The story of the GR5 mining grader started in 2018 when the company collaborated with the specialty engineering firm Medatech to retrofit a battery electric grader for Borden Gold in northern Ontario (then owned and operated by Goldcorp). Based on the engineering and manufacturing experience gleaned from this one-off custom project, MacLean said it then embarked on a collaborative process to better understand the grader vehicle category, so it could be successfully adapted from road to underground mining applications.
Working closely with road grader industry professionals from a former Canadian grader OEM with decades of respected industry expertise, MacLean went back to the drawing board to develop a fit-for-purpose design for the underground environment.
“When we designed the GR5 Grader we started from the ground-up, where we literally began with a clean slate and developed the rig using the latest in proven technologies and components,” said Dan Stern, senior product manager, MacLean, Collingwood, Ontario, Canada. “The GR5’s cab environment, for example, was developed using an Oculus Rift VR headset to map out placement of controls, verify visibility and sightlines, and ultimately get a good sense of what this rig would feel like to operate before any steel was cut.”
While most products in this category tend to be considered too lightweight for the work, said the company, the GR5 is sized to match the tractive effort and drawbar pull of full-sized surface graders.
The unit uses a CANbus control system that allows joystick control technology to be deployed for steering and application functions simultaneously to ease operator comfort and control, said the company, while also boasting an onboard vehicle telemetry package that can monitor the performance and health of the vehicle.
The unit can be either battery electric or diesel-powered, and comes equipped standard with a six-wheel infinitely adjustable drive system using dual hydrostatic motors and active traction control. MacLean sold its first battery electric vehicle in 2016.
“The product development approach on this unit is a great example of what we like to call MacLean ‘Application Intelligence’, where we take our mobile equipment engineering expertise and combine it with our knowledge of the mining environment to design units that are fit for the job they need to do underground,” said David Jacques, vice president of Engineering, MacLean. “We truly believe we’ve ‘made the grade’ and developed a winning product that leverages our core knowledge of the underground environment and combines it with application knowledge from grader design experts to address the actual needs of the mining industry – it all comes back to our Application Intelligence.”
Size, maneuverability, visibility, simplicity and ruggedness were key design factors, said Maclean. The unit is similar in height to the rest of the MacLean utility vehicle product line, designed to work optimally in 5 m x 5 m headings. The unit’s design also includes a combination of frame articulation and front wheel-steering, which the company said will minimize its turning radius underground and its moldboard system uses a simpler design than its surface grader counterparts to ensure durability and reliability.

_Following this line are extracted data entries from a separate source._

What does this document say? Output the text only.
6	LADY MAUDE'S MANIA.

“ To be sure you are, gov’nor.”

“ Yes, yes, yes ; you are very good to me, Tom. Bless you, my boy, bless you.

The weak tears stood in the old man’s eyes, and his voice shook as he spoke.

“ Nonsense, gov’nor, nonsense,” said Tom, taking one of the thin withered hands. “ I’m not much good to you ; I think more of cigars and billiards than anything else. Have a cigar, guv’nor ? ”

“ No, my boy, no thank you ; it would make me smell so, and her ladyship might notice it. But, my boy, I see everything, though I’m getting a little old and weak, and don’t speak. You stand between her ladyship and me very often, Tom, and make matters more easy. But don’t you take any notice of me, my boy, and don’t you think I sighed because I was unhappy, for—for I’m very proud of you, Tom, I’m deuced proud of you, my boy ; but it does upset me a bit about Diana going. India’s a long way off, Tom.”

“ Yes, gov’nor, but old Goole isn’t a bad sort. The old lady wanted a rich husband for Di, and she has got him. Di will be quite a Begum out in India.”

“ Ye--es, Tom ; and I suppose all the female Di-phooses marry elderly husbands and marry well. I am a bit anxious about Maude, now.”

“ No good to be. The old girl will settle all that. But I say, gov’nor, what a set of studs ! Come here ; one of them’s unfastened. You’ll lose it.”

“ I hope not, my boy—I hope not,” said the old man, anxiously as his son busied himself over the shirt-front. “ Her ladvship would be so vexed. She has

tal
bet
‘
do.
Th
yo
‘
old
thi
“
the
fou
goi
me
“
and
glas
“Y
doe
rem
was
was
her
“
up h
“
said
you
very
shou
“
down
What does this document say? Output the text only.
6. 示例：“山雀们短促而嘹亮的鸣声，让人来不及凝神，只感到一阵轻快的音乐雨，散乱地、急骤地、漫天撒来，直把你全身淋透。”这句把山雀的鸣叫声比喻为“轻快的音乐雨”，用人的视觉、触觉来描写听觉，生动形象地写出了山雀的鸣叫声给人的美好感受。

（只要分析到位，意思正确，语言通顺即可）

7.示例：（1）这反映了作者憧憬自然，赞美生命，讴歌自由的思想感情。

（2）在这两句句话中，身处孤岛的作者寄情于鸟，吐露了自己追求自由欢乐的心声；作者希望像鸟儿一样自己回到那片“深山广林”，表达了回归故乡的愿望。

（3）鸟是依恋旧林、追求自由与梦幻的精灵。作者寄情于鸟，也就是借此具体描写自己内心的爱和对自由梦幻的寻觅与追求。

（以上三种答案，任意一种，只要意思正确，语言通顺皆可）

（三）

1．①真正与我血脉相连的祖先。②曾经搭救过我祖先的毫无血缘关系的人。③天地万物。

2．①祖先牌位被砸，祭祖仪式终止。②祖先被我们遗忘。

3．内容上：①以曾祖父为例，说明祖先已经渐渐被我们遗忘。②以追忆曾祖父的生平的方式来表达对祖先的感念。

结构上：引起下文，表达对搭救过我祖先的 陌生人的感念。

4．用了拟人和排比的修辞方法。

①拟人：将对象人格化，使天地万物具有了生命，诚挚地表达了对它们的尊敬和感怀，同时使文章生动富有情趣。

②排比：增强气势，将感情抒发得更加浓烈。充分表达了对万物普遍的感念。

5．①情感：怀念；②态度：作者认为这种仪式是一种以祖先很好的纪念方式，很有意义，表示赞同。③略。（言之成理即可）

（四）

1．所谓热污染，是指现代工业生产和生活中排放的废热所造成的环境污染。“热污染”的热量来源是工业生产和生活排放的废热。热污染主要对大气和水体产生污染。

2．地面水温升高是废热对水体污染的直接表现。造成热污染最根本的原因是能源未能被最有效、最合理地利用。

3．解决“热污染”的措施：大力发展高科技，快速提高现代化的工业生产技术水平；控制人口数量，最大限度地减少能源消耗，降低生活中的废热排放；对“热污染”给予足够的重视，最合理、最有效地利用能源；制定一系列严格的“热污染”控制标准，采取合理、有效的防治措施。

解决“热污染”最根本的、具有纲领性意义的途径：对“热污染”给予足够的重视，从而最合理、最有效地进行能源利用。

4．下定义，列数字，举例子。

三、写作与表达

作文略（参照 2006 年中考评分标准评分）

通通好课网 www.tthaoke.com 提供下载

“The state of ramps is always an important factor in a mine’s haulage performance, and it becomes even more important in the context of full-fleet electrification that mining companies around the globe are actively pursuing,” said Maarten van Koppen, vice president of Product Management at MacLean. “I know this first-hand from my time as a mining engineer at Borden Gold, where I was part of the team responsible for designing and developing that project. To maximize the benefits of down-ramp energy regeneration, mines need well-maintained roadbeds, and we’ve got the solution.”